Возвращаясь из района, Федор всю дорогу прокручивал варианты разговора с дедом. Как-то он поведет себя, узнав, что с военкоматом вопрос решен и осталось только в сельсовете справку выправить. Поможет ли? Строг дед. Решив однажды, что бык, упрется рогом в землю – не столкнуть. А то еще… несмотря на то что внук вымахал ростом, может и наподдать. Но не тумаков страшился Федор, ему-то не впервой. Бывало, на праздниках с соседскими парнями из Соколовки сходились дуплинские молодцы стенка на стенку – и ему доставалось, и от него тоже перепадало. Боялся же он, что дед запретит ему идти в армию. Скажет, чтобы ждал своего года призыва, и уже тогда проси не проси его, своего решения не изменит.

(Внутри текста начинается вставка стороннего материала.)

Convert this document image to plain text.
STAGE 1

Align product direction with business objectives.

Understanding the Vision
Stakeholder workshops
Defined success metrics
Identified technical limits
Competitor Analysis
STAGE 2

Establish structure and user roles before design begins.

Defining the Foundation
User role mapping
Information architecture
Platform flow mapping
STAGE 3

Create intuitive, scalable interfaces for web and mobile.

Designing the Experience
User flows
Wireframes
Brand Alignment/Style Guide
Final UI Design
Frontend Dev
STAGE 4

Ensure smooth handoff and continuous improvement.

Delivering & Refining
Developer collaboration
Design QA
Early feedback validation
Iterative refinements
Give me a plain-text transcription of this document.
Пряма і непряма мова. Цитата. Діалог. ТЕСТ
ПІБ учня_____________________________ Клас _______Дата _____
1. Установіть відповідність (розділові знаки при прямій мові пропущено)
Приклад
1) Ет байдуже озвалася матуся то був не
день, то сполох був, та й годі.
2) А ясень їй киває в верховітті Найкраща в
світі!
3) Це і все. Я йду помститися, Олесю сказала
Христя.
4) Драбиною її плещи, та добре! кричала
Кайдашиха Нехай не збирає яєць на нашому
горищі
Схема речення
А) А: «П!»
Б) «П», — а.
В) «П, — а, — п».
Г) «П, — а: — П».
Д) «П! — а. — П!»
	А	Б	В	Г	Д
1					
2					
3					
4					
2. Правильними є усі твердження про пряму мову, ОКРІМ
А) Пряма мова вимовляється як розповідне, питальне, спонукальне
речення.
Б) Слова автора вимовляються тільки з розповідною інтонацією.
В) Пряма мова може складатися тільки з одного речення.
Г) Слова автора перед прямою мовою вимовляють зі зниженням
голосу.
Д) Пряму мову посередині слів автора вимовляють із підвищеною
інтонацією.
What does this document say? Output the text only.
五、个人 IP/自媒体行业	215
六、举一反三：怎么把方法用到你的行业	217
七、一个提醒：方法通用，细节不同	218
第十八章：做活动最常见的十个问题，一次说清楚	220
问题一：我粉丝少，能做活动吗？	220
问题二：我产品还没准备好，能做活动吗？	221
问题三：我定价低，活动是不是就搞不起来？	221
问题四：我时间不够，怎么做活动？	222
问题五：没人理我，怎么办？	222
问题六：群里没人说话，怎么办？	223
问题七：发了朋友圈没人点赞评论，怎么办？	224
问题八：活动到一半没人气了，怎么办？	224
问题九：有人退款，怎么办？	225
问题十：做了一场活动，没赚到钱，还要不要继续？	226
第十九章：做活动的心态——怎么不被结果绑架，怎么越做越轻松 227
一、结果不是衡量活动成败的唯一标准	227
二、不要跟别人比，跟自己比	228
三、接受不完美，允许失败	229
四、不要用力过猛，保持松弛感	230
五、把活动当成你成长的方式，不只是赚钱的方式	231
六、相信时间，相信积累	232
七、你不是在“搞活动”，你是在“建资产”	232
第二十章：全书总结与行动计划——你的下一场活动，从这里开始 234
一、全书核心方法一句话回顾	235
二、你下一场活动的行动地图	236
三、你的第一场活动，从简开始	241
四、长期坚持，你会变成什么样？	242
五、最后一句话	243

За ужином дед молчал, лишь изредка из-под нависших бровей поглядывал на внука. Видел, что тот мается, не решаясь начать непростой разговор. Сам-то Федор Федорович еще по возвращении внука из района по его восторженным глазам понял, что военком сдался, догадался и о чем пойдет речь, но помалкивал. Лишь когда с ужином было покончено, а внук так и не решился на разговор, спрятав усмешку в бороду, сказал:
– Я договорился с председателем колхоза: лошадь дает на два дня. Будешь перевозить сено для нашей коровки с дальнего покоса…
– Да я же… – начал было Федор, но дед его перебил:
– Перевезешь сено, а потом иди воевать, не держу. В нашем роду от войны не бегали: ни прадед мой, ни дед, ни я. Две войны прошел – Мировую и Гражданскую. На Финскую вот только не взяли, стар, говорят.
– Деда, а с документами поможешь?
– Помогу. Выправим тебе бумаги.
Через неделю Федора провожали в районный военкомат. Пришли парни из класса, девчонки, правда, не все. Но Анна, что ему последние два года нравилась, была среди одноклассниц. Проводы прошли как-то тихо, по-деловому, без песен и самогонки. Дед несколько раз обнес медовой брагой гостей, сказал внуку напутствие, на том и разошлись. Понятно… шел март 1942 года. Уже больше десятка семей в деревне получили похоронки. Не до веселья.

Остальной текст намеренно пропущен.